The passage of the bill did not get much attention from the space community. An exception was the Coalition for Space Exploration, which thanked the House for passing a bill that includes “critical additional funding needed for programs that are vital to our nation’s future, and for providing the means to keep our deep space exploration program on track.” The organization didn’t identify those programs, but it’s a likely reference to the Space Launch System and Orion, which both receive increases in the bill versus the administration’s request.

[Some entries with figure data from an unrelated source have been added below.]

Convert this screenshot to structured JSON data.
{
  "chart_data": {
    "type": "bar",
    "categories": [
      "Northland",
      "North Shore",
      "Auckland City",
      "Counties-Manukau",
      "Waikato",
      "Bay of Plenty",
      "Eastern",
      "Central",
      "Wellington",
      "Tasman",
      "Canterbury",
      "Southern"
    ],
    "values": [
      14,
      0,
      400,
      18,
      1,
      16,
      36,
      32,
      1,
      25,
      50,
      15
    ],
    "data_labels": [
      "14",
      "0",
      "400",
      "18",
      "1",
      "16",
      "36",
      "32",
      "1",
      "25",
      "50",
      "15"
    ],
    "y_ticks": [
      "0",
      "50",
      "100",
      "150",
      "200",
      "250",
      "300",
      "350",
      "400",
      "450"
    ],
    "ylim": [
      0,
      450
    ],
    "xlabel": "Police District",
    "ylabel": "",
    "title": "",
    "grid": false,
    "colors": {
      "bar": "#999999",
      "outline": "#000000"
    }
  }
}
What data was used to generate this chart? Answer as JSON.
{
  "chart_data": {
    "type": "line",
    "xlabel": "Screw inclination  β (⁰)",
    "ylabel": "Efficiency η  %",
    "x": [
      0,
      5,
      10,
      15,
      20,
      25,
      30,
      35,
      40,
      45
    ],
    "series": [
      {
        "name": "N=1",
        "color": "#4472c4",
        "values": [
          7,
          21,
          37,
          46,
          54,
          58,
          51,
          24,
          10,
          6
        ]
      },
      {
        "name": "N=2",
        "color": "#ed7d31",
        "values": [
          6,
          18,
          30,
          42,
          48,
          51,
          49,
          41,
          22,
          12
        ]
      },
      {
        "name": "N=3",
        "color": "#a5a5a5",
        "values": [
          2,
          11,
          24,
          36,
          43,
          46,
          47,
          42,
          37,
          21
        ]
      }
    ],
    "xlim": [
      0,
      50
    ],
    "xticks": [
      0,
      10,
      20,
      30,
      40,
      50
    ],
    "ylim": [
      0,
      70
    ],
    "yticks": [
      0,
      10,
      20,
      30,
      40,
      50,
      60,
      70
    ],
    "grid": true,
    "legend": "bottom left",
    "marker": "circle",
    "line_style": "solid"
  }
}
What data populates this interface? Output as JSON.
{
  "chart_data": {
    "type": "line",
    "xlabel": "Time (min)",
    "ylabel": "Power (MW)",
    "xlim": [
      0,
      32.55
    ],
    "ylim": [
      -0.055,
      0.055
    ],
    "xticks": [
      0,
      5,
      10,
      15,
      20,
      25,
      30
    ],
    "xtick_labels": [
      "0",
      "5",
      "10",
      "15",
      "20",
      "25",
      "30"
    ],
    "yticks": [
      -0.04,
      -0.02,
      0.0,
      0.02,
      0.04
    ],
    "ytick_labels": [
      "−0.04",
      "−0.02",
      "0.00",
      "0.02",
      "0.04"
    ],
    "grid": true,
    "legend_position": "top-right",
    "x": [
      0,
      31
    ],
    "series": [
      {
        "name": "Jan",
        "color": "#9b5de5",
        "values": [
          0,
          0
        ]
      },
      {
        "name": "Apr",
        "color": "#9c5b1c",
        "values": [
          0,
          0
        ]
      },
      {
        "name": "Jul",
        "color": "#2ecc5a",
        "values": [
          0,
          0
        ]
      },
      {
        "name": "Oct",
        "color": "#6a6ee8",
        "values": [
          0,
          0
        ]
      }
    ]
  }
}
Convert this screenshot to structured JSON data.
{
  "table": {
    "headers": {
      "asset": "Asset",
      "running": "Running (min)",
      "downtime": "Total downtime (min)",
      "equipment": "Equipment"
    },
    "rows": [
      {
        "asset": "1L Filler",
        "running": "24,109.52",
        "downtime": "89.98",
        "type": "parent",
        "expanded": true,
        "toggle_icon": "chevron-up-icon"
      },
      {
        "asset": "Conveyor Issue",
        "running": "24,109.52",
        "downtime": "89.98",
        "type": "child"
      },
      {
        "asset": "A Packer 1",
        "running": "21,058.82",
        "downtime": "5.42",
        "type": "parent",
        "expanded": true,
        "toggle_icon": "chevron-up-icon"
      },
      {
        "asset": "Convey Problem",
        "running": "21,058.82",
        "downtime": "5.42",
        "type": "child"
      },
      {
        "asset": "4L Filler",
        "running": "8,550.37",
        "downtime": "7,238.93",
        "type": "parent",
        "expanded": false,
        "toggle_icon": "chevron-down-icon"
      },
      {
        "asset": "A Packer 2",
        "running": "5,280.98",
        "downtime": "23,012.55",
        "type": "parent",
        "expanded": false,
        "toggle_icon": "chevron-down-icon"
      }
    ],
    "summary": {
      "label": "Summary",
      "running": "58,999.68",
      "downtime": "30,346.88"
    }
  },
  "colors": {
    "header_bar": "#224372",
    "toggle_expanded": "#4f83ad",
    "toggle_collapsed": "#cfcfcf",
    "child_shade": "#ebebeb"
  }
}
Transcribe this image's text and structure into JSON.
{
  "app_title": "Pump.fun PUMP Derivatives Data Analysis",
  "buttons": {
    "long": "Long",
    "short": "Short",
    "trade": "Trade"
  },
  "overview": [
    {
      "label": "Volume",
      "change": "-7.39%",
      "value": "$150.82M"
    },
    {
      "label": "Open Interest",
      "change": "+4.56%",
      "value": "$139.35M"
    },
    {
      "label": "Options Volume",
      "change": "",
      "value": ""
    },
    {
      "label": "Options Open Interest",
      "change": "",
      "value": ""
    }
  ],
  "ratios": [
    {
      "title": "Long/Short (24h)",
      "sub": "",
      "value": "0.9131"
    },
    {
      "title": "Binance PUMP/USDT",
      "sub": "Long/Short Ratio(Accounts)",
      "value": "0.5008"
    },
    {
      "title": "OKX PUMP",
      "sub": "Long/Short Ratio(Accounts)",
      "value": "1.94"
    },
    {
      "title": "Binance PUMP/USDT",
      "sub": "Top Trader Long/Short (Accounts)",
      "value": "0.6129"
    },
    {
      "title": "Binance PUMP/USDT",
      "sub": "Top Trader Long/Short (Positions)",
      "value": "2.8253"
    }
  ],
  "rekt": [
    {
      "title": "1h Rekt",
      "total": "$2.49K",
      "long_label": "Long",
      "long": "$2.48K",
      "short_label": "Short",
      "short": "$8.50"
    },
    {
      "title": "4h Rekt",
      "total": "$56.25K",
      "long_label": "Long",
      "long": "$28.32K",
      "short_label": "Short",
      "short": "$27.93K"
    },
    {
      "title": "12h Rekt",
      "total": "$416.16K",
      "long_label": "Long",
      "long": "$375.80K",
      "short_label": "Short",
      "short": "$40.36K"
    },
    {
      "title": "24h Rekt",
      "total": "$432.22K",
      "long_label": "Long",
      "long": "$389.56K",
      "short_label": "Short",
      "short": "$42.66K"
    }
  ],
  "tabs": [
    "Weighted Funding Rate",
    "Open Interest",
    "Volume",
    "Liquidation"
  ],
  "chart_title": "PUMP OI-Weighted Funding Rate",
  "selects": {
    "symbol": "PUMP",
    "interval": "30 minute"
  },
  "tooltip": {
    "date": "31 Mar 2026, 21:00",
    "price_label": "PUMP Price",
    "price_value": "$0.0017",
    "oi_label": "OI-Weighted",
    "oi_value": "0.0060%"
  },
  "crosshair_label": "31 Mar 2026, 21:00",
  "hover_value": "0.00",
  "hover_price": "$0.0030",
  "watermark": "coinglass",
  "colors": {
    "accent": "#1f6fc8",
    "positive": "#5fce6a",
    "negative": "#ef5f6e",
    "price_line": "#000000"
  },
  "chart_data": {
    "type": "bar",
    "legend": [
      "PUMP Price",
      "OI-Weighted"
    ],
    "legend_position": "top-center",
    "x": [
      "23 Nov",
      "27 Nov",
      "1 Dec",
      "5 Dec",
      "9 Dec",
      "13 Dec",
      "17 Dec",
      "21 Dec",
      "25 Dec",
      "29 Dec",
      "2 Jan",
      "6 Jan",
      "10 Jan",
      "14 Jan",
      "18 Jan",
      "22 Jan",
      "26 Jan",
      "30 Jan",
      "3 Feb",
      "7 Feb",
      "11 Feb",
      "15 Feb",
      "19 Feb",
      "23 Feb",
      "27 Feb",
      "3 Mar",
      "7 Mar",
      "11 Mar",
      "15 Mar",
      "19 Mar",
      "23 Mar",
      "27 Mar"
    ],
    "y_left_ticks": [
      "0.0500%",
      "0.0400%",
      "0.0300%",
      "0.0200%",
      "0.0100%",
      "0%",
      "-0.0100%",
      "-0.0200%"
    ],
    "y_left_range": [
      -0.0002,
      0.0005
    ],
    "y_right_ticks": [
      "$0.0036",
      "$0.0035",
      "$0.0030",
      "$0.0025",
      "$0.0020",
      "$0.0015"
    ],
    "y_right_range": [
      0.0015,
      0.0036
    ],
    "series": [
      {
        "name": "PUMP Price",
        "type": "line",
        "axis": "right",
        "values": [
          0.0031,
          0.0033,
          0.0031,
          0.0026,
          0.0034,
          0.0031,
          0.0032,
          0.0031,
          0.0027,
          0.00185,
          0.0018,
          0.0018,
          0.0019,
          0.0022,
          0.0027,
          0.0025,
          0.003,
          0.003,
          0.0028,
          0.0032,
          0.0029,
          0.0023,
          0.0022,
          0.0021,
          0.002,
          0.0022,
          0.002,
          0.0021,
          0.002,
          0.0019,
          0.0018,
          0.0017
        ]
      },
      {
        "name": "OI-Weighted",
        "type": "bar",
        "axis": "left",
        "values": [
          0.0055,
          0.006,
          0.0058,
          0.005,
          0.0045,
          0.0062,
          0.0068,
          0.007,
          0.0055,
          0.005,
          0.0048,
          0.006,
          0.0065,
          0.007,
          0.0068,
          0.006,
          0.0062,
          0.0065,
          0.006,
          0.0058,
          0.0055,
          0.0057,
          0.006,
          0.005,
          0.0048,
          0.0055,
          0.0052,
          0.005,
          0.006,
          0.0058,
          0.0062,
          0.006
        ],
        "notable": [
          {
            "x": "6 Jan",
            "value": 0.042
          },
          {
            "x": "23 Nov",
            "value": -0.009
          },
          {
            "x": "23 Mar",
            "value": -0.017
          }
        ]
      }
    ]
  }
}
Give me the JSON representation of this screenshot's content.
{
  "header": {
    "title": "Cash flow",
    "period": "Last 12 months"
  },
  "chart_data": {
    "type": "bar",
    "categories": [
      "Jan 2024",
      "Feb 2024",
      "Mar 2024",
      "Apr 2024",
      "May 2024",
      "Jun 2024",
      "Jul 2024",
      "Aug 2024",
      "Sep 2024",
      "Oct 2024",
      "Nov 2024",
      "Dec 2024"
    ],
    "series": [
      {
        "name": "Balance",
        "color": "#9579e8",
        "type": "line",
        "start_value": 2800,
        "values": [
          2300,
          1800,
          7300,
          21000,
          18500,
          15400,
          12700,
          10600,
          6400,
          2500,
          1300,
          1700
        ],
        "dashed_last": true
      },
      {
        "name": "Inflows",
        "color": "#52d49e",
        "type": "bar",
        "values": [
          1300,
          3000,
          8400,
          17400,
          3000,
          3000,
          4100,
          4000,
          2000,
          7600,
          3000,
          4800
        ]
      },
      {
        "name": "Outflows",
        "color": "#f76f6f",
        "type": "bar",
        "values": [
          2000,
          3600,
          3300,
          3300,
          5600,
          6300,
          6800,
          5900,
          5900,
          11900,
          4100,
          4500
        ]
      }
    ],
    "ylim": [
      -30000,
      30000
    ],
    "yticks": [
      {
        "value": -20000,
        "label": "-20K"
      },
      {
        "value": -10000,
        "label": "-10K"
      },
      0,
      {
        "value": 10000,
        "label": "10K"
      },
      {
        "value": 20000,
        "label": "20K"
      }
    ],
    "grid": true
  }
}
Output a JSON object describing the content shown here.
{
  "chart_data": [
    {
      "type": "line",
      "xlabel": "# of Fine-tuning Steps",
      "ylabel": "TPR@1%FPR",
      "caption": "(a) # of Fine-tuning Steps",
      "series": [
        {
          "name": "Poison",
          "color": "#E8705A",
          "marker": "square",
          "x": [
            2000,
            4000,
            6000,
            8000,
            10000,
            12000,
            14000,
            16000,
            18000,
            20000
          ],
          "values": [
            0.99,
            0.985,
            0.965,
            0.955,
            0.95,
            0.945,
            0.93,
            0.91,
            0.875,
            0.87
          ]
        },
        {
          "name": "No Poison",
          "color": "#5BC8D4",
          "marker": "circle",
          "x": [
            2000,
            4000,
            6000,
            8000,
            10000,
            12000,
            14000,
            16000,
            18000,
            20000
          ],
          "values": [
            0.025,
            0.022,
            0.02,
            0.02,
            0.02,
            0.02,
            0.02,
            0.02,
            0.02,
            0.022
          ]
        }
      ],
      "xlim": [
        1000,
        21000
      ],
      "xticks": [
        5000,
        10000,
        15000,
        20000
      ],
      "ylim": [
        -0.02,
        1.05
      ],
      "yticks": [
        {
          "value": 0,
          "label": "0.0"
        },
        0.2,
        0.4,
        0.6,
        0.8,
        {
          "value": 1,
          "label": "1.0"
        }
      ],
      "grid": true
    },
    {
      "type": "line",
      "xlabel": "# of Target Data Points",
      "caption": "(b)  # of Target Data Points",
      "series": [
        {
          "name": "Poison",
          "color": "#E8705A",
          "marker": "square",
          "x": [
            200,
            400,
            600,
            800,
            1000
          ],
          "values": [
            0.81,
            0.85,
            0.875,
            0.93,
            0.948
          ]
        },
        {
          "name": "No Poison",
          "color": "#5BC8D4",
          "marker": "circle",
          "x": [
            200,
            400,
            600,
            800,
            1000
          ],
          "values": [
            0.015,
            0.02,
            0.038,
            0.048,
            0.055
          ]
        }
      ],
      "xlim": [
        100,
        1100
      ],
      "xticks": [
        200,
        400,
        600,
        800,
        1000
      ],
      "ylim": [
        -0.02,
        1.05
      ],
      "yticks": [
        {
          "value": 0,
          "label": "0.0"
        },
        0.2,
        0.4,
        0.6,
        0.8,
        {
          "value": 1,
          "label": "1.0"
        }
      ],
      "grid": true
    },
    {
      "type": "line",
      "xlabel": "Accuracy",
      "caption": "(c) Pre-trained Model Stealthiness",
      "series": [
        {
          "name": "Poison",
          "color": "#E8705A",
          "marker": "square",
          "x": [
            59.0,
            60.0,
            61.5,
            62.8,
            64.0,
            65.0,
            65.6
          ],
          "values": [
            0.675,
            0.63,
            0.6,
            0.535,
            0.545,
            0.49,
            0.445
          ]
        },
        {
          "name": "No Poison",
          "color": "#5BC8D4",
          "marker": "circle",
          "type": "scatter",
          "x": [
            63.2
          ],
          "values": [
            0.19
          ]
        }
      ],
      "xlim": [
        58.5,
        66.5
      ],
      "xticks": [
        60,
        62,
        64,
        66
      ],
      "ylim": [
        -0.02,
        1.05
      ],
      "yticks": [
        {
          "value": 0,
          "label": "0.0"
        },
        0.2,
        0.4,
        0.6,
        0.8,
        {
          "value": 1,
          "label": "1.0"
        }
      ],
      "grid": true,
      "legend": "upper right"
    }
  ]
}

Attention now turns to the Senate, where the CJS subcommittee of the Senate Appropriations Committee is slated to mark up its appropriations bill Tuesday at 11 am. Many expect the Senate to offer NASA funding in the bill at or above the overall level in the House bill, although how those funds are spent among various programs may be different. The Planetary Society, for example, is concerned that NASA’s planetary science programs won’t get the same increase in the Senate bill as they did in the House. It’s asking its members who live in California and Maryland to contact committee chairwoman Sen. Barbara Mikulski (D-MD) and committee member Sen. Dianne Feinstein (D-CA) and request at least $1.45 billion for planetary science, the same level as the House bill.